As an administrator at Wikibooks, I informed the project manager, John 
Rigdon, that he should try to do this on Wikisource instead.  As it 
turns out, he is actually going to be creating the Hatian Creole 
language Wikisource project in order to get this translation project 
moving, and there is some additional Creole content that is likly to be 
contributed as well.  As a relative newcomer to Wikimedia projects, he 
is still a little bewildered by all of the politics that are involved 
with all of the sister projects and just wants to have some space to try 
a wiki, and make some meaningful contributions as well.

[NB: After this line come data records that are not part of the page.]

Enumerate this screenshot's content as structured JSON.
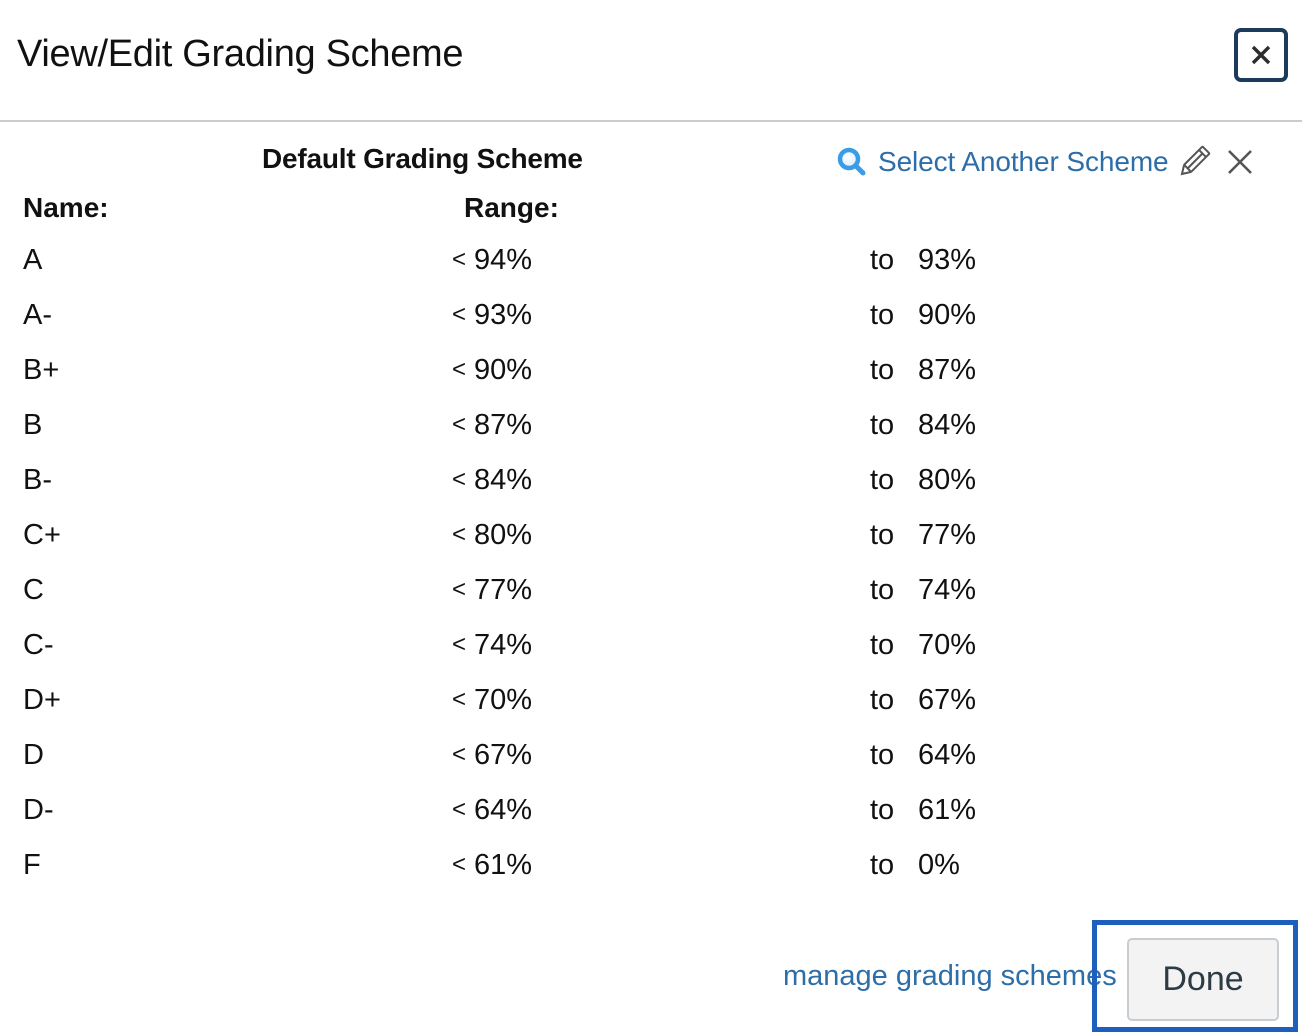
{
  "dialog": {
    "title": "View/Edit Grading Scheme",
    "close_icon": "close-icon"
  },
  "scheme": {
    "title": "Default Grading Scheme",
    "select_another_label": "Select Another Scheme",
    "icons": {
      "search": "search-icon",
      "edit": "pencil-icon",
      "remove": "x-icon"
    },
    "link_color": "#2d6ea8"
  },
  "table": {
    "headers": {
      "name": "Name:",
      "range": "Range:"
    },
    "upper_prefix": "<",
    "to_label": "to",
    "rows": [
      {
        "name": "A",
        "upper": "94%",
        "lower": "93%"
      },
      {
        "name": "A-",
        "upper": "93%",
        "lower": "90%"
      },
      {
        "name": "B+",
        "upper": "90%",
        "lower": "87%"
      },
      {
        "name": "B",
        "upper": "87%",
        "lower": "84%"
      },
      {
        "name": "B-",
        "upper": "84%",
        "lower": "80%"
      },
      {
        "name": "C+",
        "upper": "80%",
        "lower": "77%"
      },
      {
        "name": "C",
        "upper": "77%",
        "lower": "74%"
      },
      {
        "name": "C-",
        "upper": "74%",
        "lower": "70%"
      },
      {
        "name": "D+",
        "upper": "70%",
        "lower": "67%"
      },
      {
        "name": "D",
        "upper": "67%",
        "lower": "64%"
      },
      {
        "name": "D-",
        "upper": "64%",
        "lower": "61%"
      },
      {
        "name": "F",
        "upper": "61%",
        "lower": "0%"
      }
    ]
  },
  "footer": {
    "manage_label": "manage grading schemes",
    "done_label": "Done"
  },
  "colors": {
    "focus_ring": "#1d5fbd",
    "close_border": "#1b3a5c"
  }
}
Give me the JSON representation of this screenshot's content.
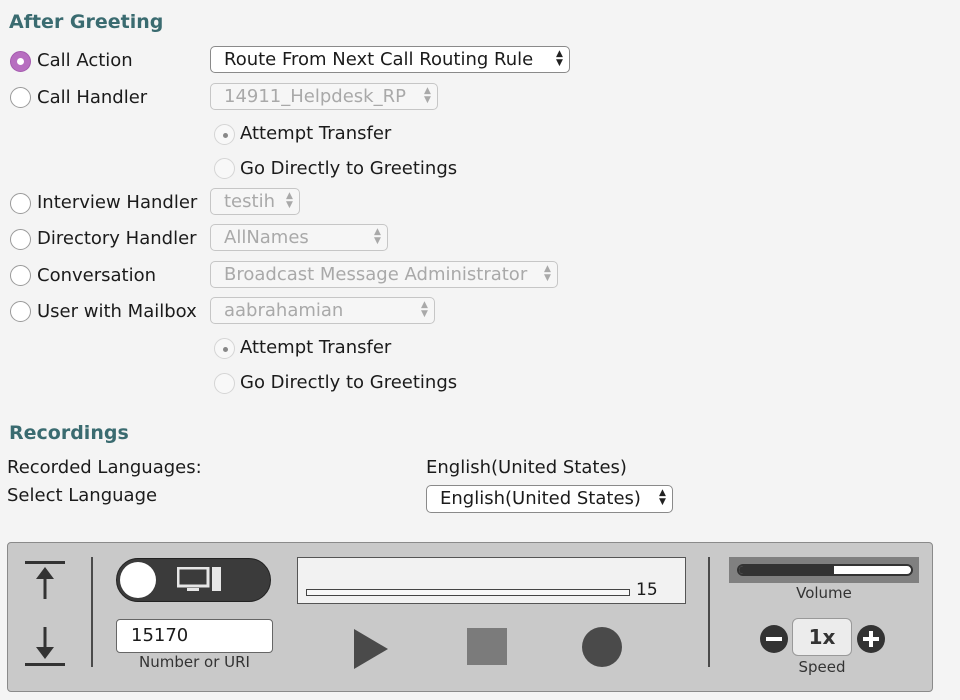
{
  "after_greeting": {
    "title": "After Greeting",
    "options": {
      "call_action": {
        "label": "Call Action",
        "value": "Route From Next Call Routing Rule",
        "selected": true
      },
      "call_handler": {
        "label": "Call Handler",
        "value": "14911_Helpdesk_RP"
      },
      "call_handler_sub": [
        "Attempt Transfer",
        "Go Directly to Greetings"
      ],
      "interview_handler": {
        "label": "Interview Handler",
        "value": "testih"
      },
      "directory_handler": {
        "label": "Directory Handler",
        "value": "AllNames"
      },
      "conversation": {
        "label": "Conversation",
        "value": "Broadcast Message Administrator"
      },
      "user_with_mailbox": {
        "label": "User with Mailbox",
        "value": "aabrahamian"
      },
      "user_sub": [
        "Attempt Transfer",
        "Go Directly to Greetings"
      ]
    }
  },
  "recordings": {
    "title": "Recordings",
    "recorded_languages_label": "Recorded Languages:",
    "recorded_languages_value": "English(United States)",
    "select_language_label": "Select Language",
    "select_language_value": "English(United States)"
  },
  "player": {
    "number_value": "15170",
    "number_caption": "Number or URI",
    "progress_seconds": "15",
    "volume_label": "Volume",
    "volume_level": 0.55,
    "speed_value": "1x",
    "speed_label": "Speed"
  },
  "colors": {
    "accent_purple": "#b76ec0",
    "section_title": "#3a6b70",
    "player_bg": "#c9c9c9"
  }
}
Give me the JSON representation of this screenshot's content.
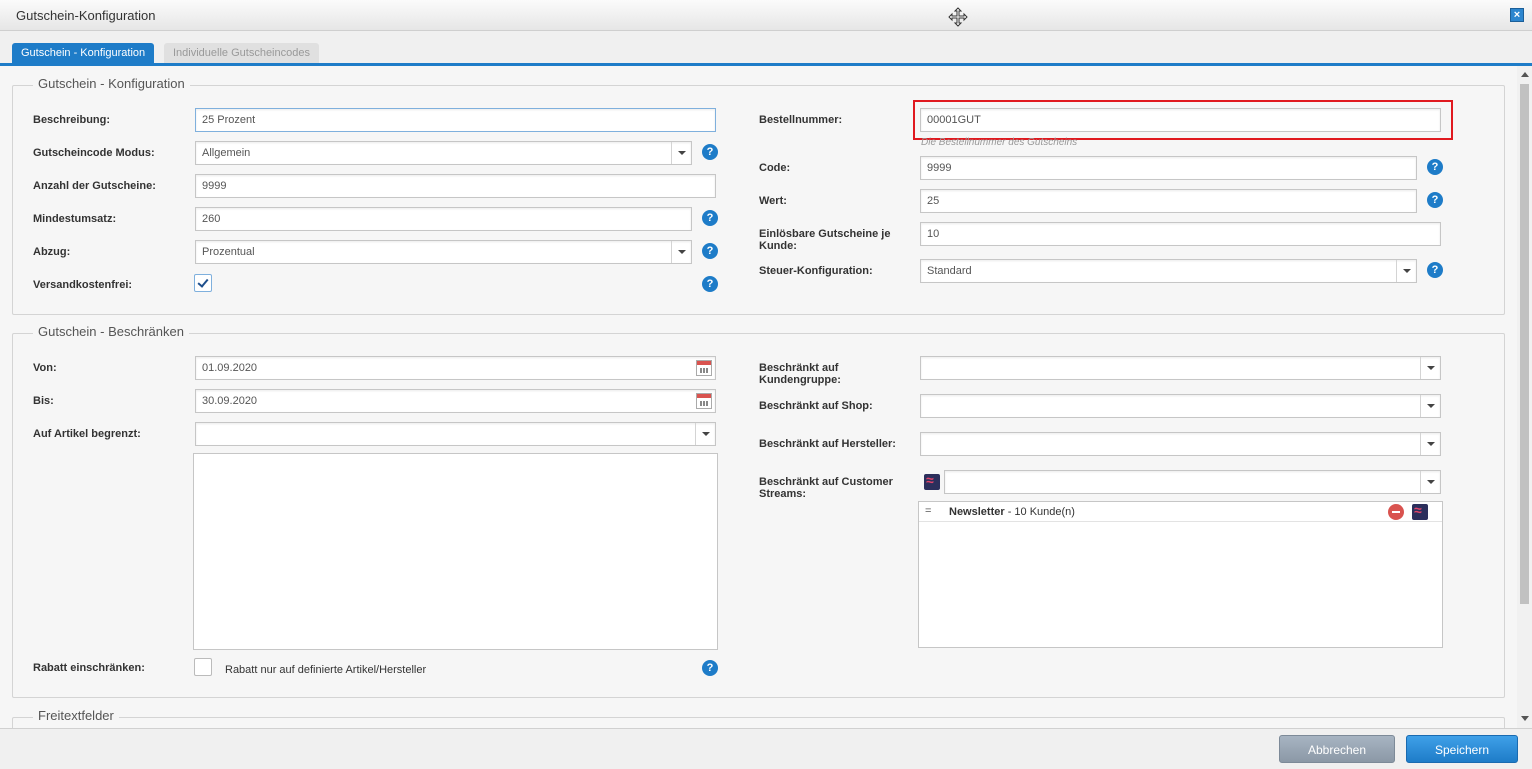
{
  "window": {
    "title": "Gutschein-Konfiguration",
    "close_glyph": "×"
  },
  "tabs": [
    {
      "label": "Gutschein - Konfiguration",
      "active": true
    },
    {
      "label": "Individuelle Gutscheincodes",
      "active": false
    }
  ],
  "config": {
    "legend": "Gutschein - Konfiguration",
    "beschreibung": {
      "label": "Beschreibung:",
      "value": "25 Prozent"
    },
    "modus": {
      "label": "Gutscheincode Modus:",
      "value": "Allgemein"
    },
    "anzahl": {
      "label": "Anzahl der Gutscheine:",
      "value": "9999"
    },
    "mindestumsatz": {
      "label": "Mindestumsatz:",
      "value": "260"
    },
    "abzug": {
      "label": "Abzug:",
      "value": "Prozentual"
    },
    "versandkostenfrei": {
      "label": "Versandkostenfrei:",
      "checked": true
    },
    "bestellnummer": {
      "label": "Bestellnummer:",
      "value": "00001GUT",
      "hint": "Die Bestellnummer des Gutscheins"
    },
    "code": {
      "label": "Code:",
      "value": "9999"
    },
    "wert": {
      "label": "Wert:",
      "value": "25"
    },
    "einloesbar": {
      "label_line1": "Einlösbare Gutscheine je",
      "label_line2": "Kunde:",
      "value": "10"
    },
    "steuer": {
      "label": "Steuer-Konfiguration:",
      "value": "Standard"
    }
  },
  "restrict": {
    "legend": "Gutschein - Beschränken",
    "von": {
      "label": "Von:",
      "value": "01.09.2020"
    },
    "bis": {
      "label": "Bis:",
      "value": "30.09.2020"
    },
    "artikel": {
      "label": "Auf Artikel begrenzt:",
      "value": ""
    },
    "rabatt": {
      "label": "Rabatt einschränken:",
      "checkbox_text": "Rabatt nur auf definierte Artikel/Hersteller",
      "checked": false
    },
    "kundengruppe": {
      "label_line1": "Beschränkt auf",
      "label_line2": "Kundengruppe:",
      "value": ""
    },
    "shop": {
      "label": "Beschränkt auf Shop:",
      "value": ""
    },
    "hersteller": {
      "label": "Beschränkt auf Hersteller:",
      "value": ""
    },
    "streams": {
      "label_line1": "Beschränkt auf Customer",
      "label_line2": "Streams:",
      "value": "",
      "items": [
        {
          "drag": "=",
          "name": "Newsletter",
          "count": " - 10 Kunde(n)"
        }
      ]
    }
  },
  "freitext": {
    "legend": "Freitextfelder"
  },
  "help_glyph": "?",
  "footer": {
    "cancel": "Abbrechen",
    "save": "Speichern"
  },
  "colors": {
    "accent": "#1e7cc8",
    "highlight": "#e0191f",
    "remove": "#d9534f"
  }
}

I'm basically just holding his hand and get him through some of the 
rough spots, while politely informing him of the various project 
policies.  This is a win-win situation for both his group and the 
Wikimedia Foundation, as we now are going to have a significant 
contribution to a language that has not been covered before, and his 
group is going to have a collaborative editing environment that would 
otherwise cost money that his non-profit group could not realistically 
afford for any substantial length of time.

I also use this as an example of a petty detail that board members 
should not be intimately involved with on a day to day basis but instead 
be dealt with by project-specific administrators.  We are not creating 
new policy by any means, but merely enforcing existing policies and 
helping to explain the subtle differences between each project.  Is this 
something that board members really want to micro-manage?